The club has continued where it left off and they currently sit two points clear at the top, with a game in hand.
The catalyst for O’Connor’s success as a manager stemmed from plenty of quizzing of his coaches whilst he was a player, including at Hillsborough.
“When Alan Irvine was at Wednesday I was always asking questions of him and his staff,” O’Connor told the Star.
“I always wanted to get more wisdom and that’s something I continue to this day.
“I started my badges when I was really young.
“It was something that I was intent on pursuing and have always been involved with the coaching aspect.
“I’d like to think I was always a student of the game because I was always asking questions of all my coaches.”
O’Connor’s admits his decision to leave Hillsborough wasn’t an easy one.
He was in and out of the team in late 2011 when he was approached by former Stoke boss Adrian Heath to make the move across the pond.
“For me it was a case of being a little bit brave and moving the family across to America,” he said.
“It was a really difficult decision because at the time Gary Megson was the manager and someone I have huge respect for.

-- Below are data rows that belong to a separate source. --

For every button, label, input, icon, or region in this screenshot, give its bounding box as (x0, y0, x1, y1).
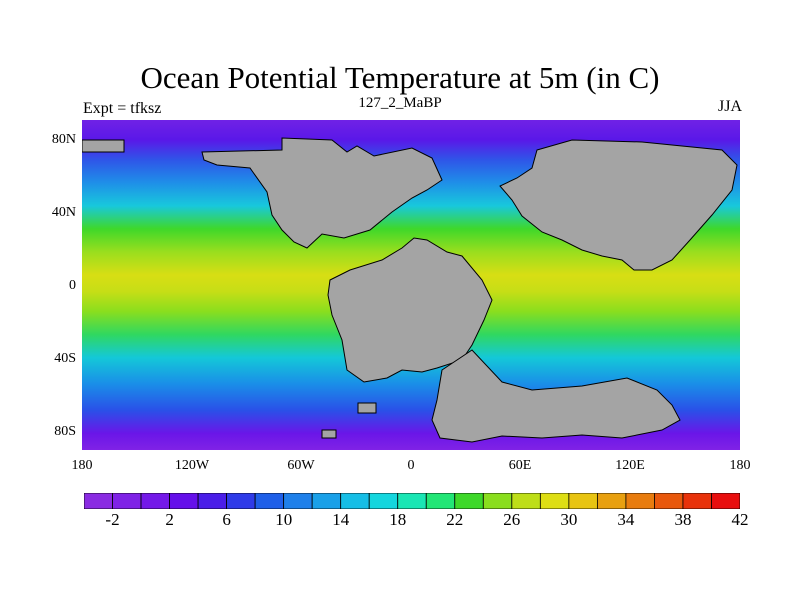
map-panel (82, 120, 740, 450)
colorbar-box (84, 493, 113, 509)
landmass-africa-south-america (327, 237, 493, 383)
colorbar-box (654, 493, 684, 509)
temperature-map (82, 120, 740, 450)
lon-label: 60E (508, 458, 532, 473)
colorbar-box (711, 493, 740, 509)
experiment-label: Expt = tfksz (83, 100, 162, 117)
landmass-antarctica (431, 349, 681, 443)
colorbar-box (454, 493, 484, 509)
lon-label: 180 (729, 458, 751, 473)
colorbar-box (682, 493, 712, 509)
colorbar-box (140, 493, 170, 509)
lat-label: 80N (51, 132, 76, 147)
lat-label: 40S (54, 351, 76, 366)
colorbar-tick-label: 18 (389, 510, 407, 529)
colorbar-box (511, 493, 541, 509)
colorbar-box (340, 493, 370, 509)
colorbar-tick-label: 42 (731, 510, 749, 529)
colorbar-box (112, 493, 142, 509)
lon-label: 0 (407, 458, 415, 473)
colorbar-box (197, 493, 228, 509)
lon-label: 120W (174, 458, 210, 473)
colorbar-box (311, 493, 342, 509)
plot-title: Ocean Potential Temperature at 5m (in C) (140, 60, 660, 95)
lon-label: 120E (615, 458, 645, 473)
colorbar-tick-label: 6 (222, 510, 231, 529)
colorbar-box (596, 493, 627, 509)
colorbar-tick-label: 14 (332, 510, 350, 529)
island (82, 139, 125, 153)
colorbar-boxes (84, 493, 740, 509)
lat-label: 40N (51, 205, 76, 220)
colorbar-box (568, 493, 598, 509)
colorbar-tick-label: 10 (275, 510, 293, 529)
colorbar-box (169, 493, 199, 509)
season-label: JJA (717, 98, 742, 115)
island (321, 429, 337, 439)
colorbar-box (539, 493, 570, 509)
colorbar-tick-label: 38 (674, 510, 692, 529)
island (357, 402, 377, 414)
colorbar-box (368, 493, 399, 509)
colorbar-box (482, 493, 513, 509)
colorbar-tick-label: 2 (165, 510, 174, 529)
lat-label: 0 (69, 278, 76, 293)
colorbar-box (625, 493, 655, 509)
colorbar-box (397, 493, 427, 509)
colorbar-box (425, 493, 456, 509)
colorbar-tick-label: 34 (617, 510, 635, 529)
lon-label: 180 (71, 458, 93, 473)
colorbar-tick-label: -2 (105, 510, 120, 529)
colorbar-tick-label: 22 (446, 510, 464, 529)
colorbar-box (254, 493, 285, 509)
lon-label: 60W (287, 458, 315, 473)
colorbar-tick-label: 30 (560, 510, 578, 529)
landmass-eurasia (499, 139, 738, 271)
colorbar-tick-label: 26 (503, 510, 521, 529)
lat-label: 80S (54, 424, 76, 439)
colorbar-box (226, 493, 256, 509)
time-label: 127_2_MaBP (358, 95, 442, 111)
landmass-north-america (201, 137, 443, 249)
colorbar-box (283, 493, 313, 509)
colorbar (84, 493, 740, 509)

“At the time we had a great chance of getting promoted so I had to weigh it up carefully.”
He was offered the chance to join Orlando, who were then in the USL and hoping to be granted a licence to play in the star-studded Major League Soccer (MLS).

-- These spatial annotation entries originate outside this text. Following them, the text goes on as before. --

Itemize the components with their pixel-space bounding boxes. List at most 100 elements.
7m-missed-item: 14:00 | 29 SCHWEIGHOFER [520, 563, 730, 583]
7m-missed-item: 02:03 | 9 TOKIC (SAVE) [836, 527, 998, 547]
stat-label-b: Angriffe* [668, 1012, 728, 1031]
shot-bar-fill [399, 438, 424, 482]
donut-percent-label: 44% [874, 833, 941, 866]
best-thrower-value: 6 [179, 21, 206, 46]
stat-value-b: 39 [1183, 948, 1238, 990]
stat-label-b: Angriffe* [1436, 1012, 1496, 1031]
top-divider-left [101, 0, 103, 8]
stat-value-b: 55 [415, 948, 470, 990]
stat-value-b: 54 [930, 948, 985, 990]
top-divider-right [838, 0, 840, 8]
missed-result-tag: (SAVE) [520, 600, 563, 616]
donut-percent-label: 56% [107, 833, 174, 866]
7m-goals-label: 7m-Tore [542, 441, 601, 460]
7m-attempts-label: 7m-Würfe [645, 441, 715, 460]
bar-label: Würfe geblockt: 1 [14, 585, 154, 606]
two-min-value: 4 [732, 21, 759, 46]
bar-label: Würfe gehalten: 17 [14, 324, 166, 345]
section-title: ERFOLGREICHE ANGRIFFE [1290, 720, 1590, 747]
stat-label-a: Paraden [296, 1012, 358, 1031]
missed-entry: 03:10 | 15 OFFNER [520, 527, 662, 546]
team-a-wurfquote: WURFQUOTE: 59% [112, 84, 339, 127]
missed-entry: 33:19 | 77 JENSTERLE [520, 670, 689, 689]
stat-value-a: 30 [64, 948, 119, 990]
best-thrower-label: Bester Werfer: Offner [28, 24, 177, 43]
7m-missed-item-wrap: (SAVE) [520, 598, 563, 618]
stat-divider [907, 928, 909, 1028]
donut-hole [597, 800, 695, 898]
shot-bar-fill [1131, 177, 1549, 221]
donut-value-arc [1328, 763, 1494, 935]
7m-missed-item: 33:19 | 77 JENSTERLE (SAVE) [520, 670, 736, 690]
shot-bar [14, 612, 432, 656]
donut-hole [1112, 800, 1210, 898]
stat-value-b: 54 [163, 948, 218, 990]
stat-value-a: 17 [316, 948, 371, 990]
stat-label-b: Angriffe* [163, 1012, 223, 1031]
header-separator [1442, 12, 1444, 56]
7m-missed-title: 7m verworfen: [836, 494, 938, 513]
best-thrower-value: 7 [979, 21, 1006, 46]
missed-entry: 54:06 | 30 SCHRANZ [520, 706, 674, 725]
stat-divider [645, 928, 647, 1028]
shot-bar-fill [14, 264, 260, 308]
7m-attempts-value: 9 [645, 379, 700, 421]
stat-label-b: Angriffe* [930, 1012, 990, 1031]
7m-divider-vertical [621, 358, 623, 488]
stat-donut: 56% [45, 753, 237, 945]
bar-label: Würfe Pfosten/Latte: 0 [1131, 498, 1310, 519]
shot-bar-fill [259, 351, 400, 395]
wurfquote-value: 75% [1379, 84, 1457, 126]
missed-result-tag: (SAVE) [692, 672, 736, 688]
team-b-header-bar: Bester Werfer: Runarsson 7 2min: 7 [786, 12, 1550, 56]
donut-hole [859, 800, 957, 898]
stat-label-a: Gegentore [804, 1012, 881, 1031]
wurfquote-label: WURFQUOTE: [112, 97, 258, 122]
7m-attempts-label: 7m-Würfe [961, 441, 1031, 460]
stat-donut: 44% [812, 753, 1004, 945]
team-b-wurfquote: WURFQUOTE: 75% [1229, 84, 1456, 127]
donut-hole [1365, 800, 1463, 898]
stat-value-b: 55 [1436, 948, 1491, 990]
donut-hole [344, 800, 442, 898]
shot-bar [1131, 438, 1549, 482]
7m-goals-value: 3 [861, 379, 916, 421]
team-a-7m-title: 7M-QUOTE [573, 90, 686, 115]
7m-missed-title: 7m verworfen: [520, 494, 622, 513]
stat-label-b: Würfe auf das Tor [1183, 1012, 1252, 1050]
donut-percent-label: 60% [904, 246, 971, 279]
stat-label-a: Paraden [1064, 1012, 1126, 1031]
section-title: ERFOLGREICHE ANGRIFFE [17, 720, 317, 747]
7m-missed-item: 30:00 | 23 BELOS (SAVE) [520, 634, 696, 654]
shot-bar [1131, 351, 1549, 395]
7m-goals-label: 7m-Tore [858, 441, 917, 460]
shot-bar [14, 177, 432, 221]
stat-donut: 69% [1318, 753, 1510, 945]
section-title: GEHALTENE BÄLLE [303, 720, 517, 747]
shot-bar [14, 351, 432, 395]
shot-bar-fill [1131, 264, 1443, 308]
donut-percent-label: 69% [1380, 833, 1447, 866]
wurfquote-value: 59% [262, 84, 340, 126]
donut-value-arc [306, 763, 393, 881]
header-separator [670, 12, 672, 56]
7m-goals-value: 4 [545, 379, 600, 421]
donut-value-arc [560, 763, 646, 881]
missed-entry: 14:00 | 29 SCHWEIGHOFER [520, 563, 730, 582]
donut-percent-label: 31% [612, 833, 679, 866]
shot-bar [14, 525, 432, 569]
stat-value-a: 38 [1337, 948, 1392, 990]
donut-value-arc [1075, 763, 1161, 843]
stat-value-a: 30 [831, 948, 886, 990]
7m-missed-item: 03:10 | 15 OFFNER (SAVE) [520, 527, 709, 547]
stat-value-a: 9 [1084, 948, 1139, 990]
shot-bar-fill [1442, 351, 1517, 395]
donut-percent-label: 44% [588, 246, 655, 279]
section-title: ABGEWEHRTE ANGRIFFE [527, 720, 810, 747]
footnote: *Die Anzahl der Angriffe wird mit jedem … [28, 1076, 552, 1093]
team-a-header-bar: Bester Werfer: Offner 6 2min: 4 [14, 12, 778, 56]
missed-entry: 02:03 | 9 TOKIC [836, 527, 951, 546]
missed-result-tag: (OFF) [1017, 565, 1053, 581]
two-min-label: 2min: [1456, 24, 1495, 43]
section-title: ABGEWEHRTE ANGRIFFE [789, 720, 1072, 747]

O’Connor discussed the move with his family and after much deliberation he took the plunge.
Once at Orlando, O’Connor would go on to represent the club as player, player-coach and then step up to assistant duties.
He said: “It was pretty hectic. It’s a different culture over here and you need to adapt.”
Once settled in America, O’Connor was suddenly represented with another choice: either stay at Orlando on the coaching staff of an up-and-coming MLS side or convert to the new USL franchise based out of Louisville where he would become first-team manager.
He opted for another bold choice and took the Louisville job. The rest as they say is history although it hasn’t all been plain sailing for O’Connor at his current club.
He had to contend with building a squad from scratch and the small fact that City’s home ground is a converted baseball stadium.
Good news is on the horizon however, with the club poised to move into a brand spanking new stadium in 2020.
O’Connor added: “You start with a blank piece of paper and you’re responsible for the product. It was about going in with a culture and making sure there was good expectations. Slowly we’ve been putting an infrastructure in place at the club now and a brand new stadium in 2020 so that will be fantastic.”
O’Connor still follows the fortunes at S6, albeit from a few thousand miles away.
He recently attended a coaching session with another former Owl and admits he was hooked on following Wednesday’s fortunes from afar.
He added: “I was doing my US Pro licence with Sean McAuley (Owls’ former assistant) and when we were down there it was the day of the derby against Sheffield United.
“We were both trying to keep tabs on that whilst we were in the classroom, even though we shouldn’t have been! The two of us had fond memories of the club and I loved my time at Wednesday.
“It was a phenomenal club and I still look out for their results. My hope is that they can kick on and get into the Premier League because that’s where it should be.”